Quelques mammifères ont du venin. Les chauves-souris vampires, qui ont une salive toxique qui empêche la formation de caillots sanguins, utilisent leur arme chimique pour se nourrir plus efficacement des blessures. Les musaraignes venimeuses et les solénodons ressemblant à des musaraignes (petits mammifères fouisseurs) peuvent dépasser leur catégorie de poids en utilisant leur venin pour maîtriser des proies plus grosses qu’elles ne pourraient autrement tuer. Les musaraignes utilisent aussi parfois leur venin pour paralyser leurs proies (généralement des insectes et autres invertébrés) pour les stocker et les grignoter plus tard. Pendant ce temps, les ornithorynques, qui n’ont pas de morsure venimeuse mais qui ont un éperon venimeux sur leurs pattes postérieures, utilisent principalement leur venin dans des combats avec d’autres ornithorynques sur des partenaires ou un territoire, a déclaré Jenner.
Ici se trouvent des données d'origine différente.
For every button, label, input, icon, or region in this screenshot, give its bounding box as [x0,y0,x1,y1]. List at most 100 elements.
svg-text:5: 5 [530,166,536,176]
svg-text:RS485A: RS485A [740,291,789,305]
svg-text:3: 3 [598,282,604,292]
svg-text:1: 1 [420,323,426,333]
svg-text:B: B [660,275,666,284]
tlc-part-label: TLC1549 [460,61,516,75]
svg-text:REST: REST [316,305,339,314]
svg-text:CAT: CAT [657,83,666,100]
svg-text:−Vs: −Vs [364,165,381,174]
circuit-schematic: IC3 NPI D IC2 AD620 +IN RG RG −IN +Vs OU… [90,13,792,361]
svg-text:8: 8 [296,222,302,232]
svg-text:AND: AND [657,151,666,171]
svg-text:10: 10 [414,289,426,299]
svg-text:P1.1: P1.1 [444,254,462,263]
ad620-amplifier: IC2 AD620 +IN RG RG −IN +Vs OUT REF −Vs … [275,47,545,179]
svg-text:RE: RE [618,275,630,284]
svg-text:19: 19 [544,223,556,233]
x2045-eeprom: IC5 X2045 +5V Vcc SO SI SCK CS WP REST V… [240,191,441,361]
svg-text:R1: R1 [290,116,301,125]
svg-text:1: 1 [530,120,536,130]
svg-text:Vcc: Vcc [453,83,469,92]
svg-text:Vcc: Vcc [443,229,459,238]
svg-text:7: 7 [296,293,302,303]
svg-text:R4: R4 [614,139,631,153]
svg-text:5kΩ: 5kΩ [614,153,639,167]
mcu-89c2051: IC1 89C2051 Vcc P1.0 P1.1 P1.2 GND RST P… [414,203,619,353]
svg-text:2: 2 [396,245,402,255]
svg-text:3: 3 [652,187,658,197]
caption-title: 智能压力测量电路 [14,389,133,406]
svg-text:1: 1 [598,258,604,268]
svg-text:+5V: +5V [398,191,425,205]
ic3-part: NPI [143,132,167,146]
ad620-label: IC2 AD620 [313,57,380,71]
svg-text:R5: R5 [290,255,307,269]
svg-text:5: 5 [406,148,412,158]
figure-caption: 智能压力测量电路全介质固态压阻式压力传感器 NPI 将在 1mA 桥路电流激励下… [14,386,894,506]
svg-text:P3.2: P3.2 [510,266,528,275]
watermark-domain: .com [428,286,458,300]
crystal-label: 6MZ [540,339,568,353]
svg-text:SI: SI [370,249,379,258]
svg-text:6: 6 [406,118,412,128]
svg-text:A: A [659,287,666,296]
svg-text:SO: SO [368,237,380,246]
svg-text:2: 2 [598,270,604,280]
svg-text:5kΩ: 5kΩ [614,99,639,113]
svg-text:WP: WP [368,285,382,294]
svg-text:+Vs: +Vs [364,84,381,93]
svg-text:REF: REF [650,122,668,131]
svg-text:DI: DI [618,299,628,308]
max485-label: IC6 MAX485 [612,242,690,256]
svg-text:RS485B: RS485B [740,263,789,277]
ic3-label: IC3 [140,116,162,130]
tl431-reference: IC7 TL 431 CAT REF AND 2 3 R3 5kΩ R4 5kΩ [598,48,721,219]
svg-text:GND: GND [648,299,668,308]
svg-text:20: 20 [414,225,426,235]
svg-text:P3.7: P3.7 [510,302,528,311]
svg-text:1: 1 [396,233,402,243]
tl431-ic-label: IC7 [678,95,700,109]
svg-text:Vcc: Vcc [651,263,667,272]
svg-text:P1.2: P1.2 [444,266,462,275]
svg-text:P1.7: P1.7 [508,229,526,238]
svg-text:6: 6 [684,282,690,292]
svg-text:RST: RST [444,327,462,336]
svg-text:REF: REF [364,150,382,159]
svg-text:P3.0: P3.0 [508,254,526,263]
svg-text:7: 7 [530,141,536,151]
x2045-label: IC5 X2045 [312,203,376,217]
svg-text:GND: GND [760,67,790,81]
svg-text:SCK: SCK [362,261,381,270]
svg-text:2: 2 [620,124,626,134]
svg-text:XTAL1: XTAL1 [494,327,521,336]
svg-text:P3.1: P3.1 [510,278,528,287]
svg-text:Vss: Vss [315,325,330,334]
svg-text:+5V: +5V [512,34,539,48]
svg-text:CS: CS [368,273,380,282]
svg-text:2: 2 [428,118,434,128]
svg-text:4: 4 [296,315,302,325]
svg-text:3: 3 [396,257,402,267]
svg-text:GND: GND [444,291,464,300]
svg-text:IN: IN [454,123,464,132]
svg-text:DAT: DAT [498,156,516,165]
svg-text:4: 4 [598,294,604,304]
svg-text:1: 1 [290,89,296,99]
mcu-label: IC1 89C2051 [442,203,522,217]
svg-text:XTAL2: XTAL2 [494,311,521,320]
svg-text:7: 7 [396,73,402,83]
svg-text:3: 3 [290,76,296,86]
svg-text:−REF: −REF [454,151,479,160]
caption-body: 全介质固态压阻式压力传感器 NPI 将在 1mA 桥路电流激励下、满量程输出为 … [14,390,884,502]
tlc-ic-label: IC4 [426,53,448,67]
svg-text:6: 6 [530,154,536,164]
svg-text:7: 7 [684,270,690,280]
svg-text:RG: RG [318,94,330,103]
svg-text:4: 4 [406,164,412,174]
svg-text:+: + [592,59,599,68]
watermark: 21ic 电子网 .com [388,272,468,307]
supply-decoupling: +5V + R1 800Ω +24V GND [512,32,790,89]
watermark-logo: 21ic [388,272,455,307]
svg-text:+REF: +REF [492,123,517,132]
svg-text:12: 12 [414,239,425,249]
Les humains, bien sûr, ont inventé des outils, des armes et des structures sociales qui font la plupart de ces travaux sans avoir besoin de crocs venimeux. Et le venin est également coûteux, a déclaré Fry. Construire et plier toutes ces protéines prend de l’énergie. Pour cette raison, le venin se perd facilement lorsqu’il n’est pas utilisé. Il existe des espèces de serpents de mer, a déclaré Fry, qui ont des glandes à venin résiduelles mais qui ne sont plus venimeuses, car elles sont passées de l’alimentation de poisson à celle d’œufs de poisson, qui ne nécessitent pas de piqûre toxique.
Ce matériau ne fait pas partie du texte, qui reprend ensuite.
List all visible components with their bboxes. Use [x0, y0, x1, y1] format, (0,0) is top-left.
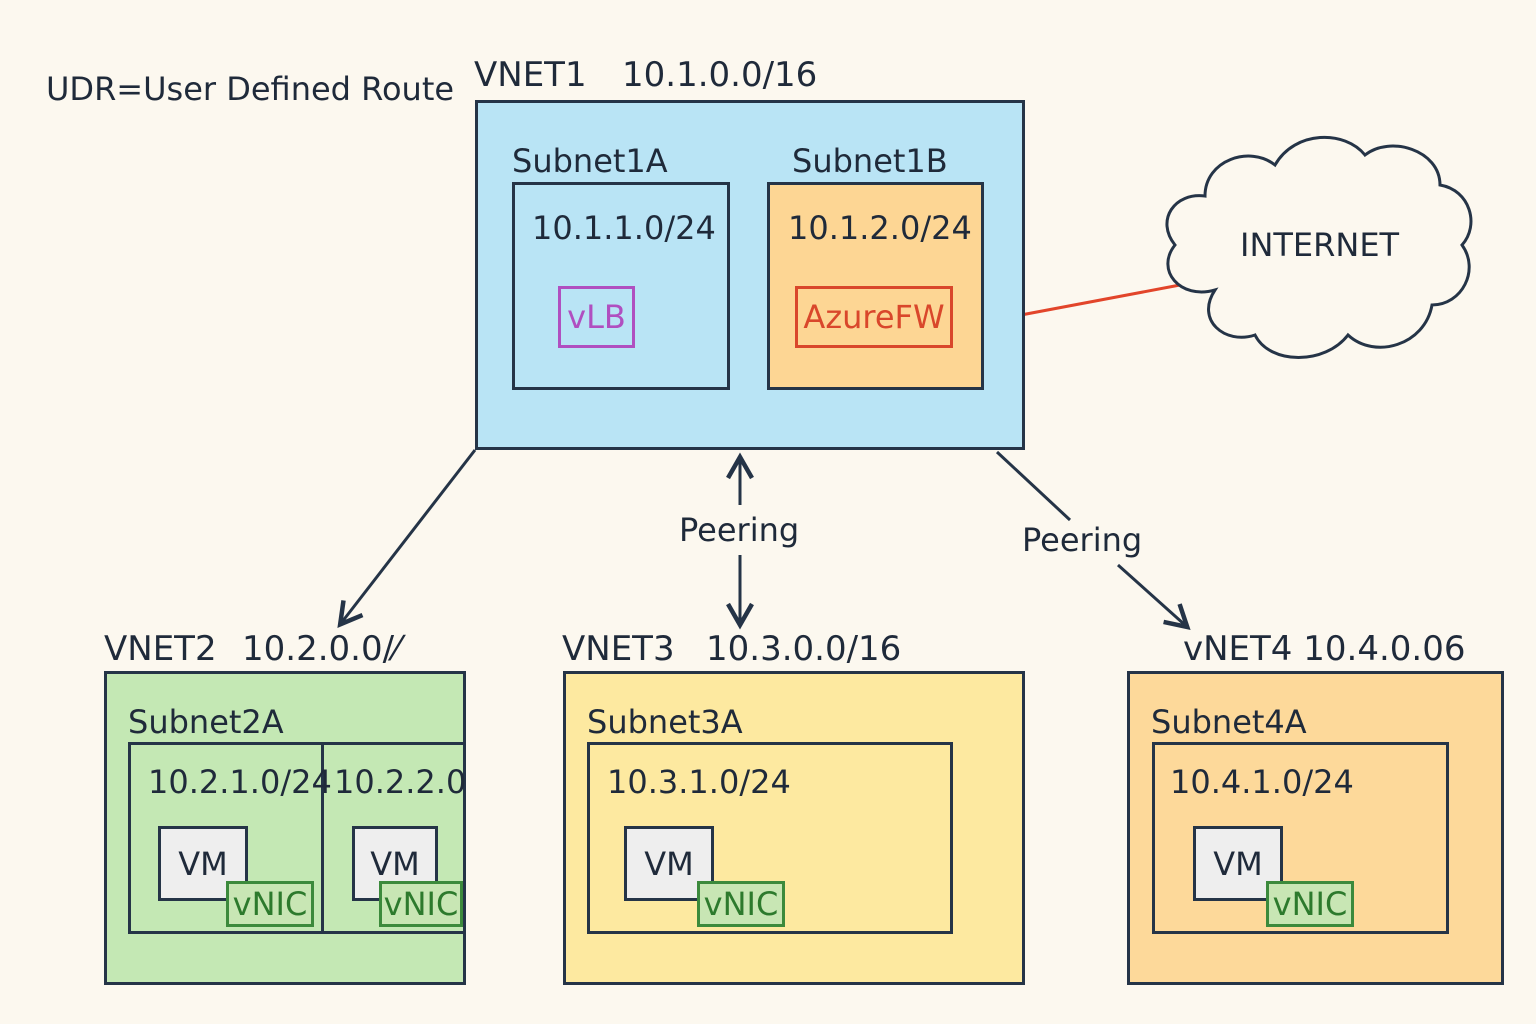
vnet3-name: VNET3: [562, 629, 675, 669]
cloud-icon: [1165, 135, 1473, 359]
subnet1b-label: Subnet1B: [792, 142, 948, 180]
line-vnet1-to-vnet4-upper: [995, 450, 1072, 522]
subnet3a-cidr: 10.3.1.0/24: [607, 763, 791, 801]
subnet3a-label: Subnet3A: [587, 703, 743, 741]
vnic-2a-2[interactable]: vNIC: [379, 881, 463, 927]
subnet4a-label: Subnet4A: [1151, 703, 1307, 741]
subnet1a-label: Subnet1A: [512, 142, 668, 180]
arrow-vnet1-to-vnet4-lower: [1116, 563, 1191, 631]
arrow-vnet1-to-vnet2: [337, 449, 477, 628]
internet-label: INTERNET: [1240, 226, 1400, 264]
peering-label-center: Peering: [679, 511, 800, 549]
subnet2a-inner-box-2: [321, 742, 466, 934]
subnet4a-box: [1152, 742, 1449, 934]
azure-firewall: AzureFW: [795, 286, 953, 348]
vnet1-name: VNET1: [474, 55, 587, 95]
vnic-2a-1[interactable]: vNIC: [226, 881, 314, 927]
udr-legend: UDR=User Defined Route: [46, 70, 455, 108]
vnet3-cidr: 10.3.0.0/16: [706, 629, 902, 669]
vnet1-cidr: 10.1.0.0/16: [622, 55, 818, 95]
vnet2-name: VNET2: [104, 629, 217, 669]
subnet2a-label: Subnet2A: [128, 703, 284, 741]
peering-label-right: Peering: [1022, 521, 1143, 559]
subnet3a-box: [587, 742, 953, 934]
subnet1a-cidr: 10.1.1.0/24: [532, 209, 716, 247]
vnet4-title: vNET4 10.4.0.06: [1183, 629, 1466, 669]
vnic-3a[interactable]: vNIC: [697, 881, 785, 927]
subnet2a-cidr-1: 10.2.1.0/24: [148, 763, 332, 801]
vnic-4a[interactable]: vNIC: [1266, 881, 1354, 927]
subnet2a-cidr-2: 10.2.2.0: [334, 763, 467, 801]
subnet4a-cidr: 10.4.1.0/24: [1170, 763, 1354, 801]
subnet1b-cidr: 10.1.2.0/24: [788, 209, 972, 247]
load-balancer: vLB: [558, 286, 635, 348]
vnet2-cidr: 10.2.0.0/⁄: [242, 629, 400, 669]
La nouvelle recherche ne suscite peut-être pas beaucoup d’espoir pour de nouveaux superpuissances pour les humains, mais la compréhension de la génétique derrière le contrôle du venin pourrait être essentielle pour la médecine, a ajouté Fry. Si un cobra le cerveau devait commencer à exprimer les gènes que ses glandes à venin exprimaient, le serpent mourrait immédiatement d’auto-toxicité. Apprendre comment les gènes contrôlent l’expression dans différents tissus pourrait être utile pour comprendre des maladies telles que le cancer, qui provoque la maladie et la mort en grande partie parce que les tissus commencent à se développer de manière incontrôlable et à sécréter des produits dans des endroits du corps où ils ne devraient pas.

« L’importance de ce document va au-delà de ce domaine d’étude, car il fournit une plate-forme de départ pour tous ces types de questions intéressantes », a déclaré Fry.

La recherche a été publiée en ligne lundi 29 mars dans la revue Actes de l’Académie nationale des sciences.

Publié à l’origine le Science en direct.